Yes, a truly great movie brings us the opportunity to vicariously become a character in the drama itself.  

So I think John is telling us exactly that about his experience with Messiah.  I think he's telling us that he saw "the big picture" spectacle of Jesus's work, and how it fit into the really big picture of God's Story.

That great, overarching Story tells us that God's great purpose in Creation is to have a Kingdom on Earth.  

That great, overarching Story tells us that God's Kingdom has been inaugurated in Messiah, and that we today have a part to play in building it, and that one day Messiah will return to finish the Kingdom work he started back there in the first century.

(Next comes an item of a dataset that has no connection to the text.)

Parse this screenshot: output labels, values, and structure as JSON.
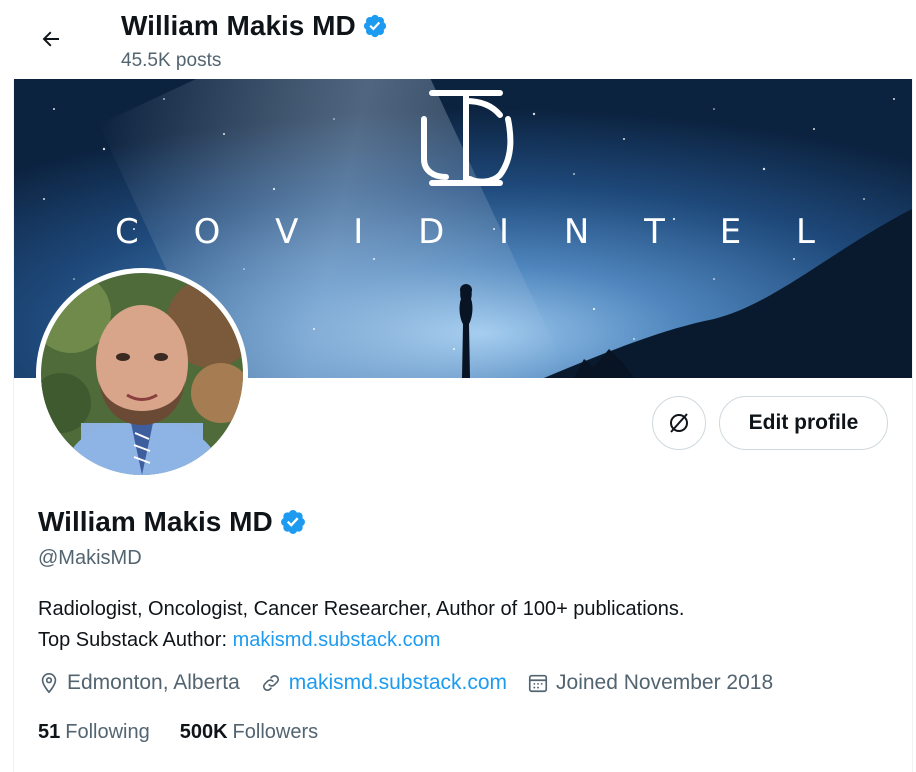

John later outlines more specifically what our part in the Kingdom Story is today, and what it will be when Jesus returns.  I'm talking of course about John's epic book of Revelation.

Let's read the letters to the churches in Revelation, as well as the rest of that revolutionary apocalypse.

Let's read Revelation as if it is the closing act of The Great Play - with you and I as characters in it.  

Let's read it that way because that's exactly what the book of Revelation is - and that's exactly what the book of Revelation does. 

Let's not reduce the magnificent Judeo-Christian narrative to a mere series of sound bites or to a mere bucket of wise fortune-cookie sayings.  

Let's rather see it like John saw it - the theaomai way - as the grand, connected, theatrical spectacle of Creation and New Creation that promises to one day make all things New.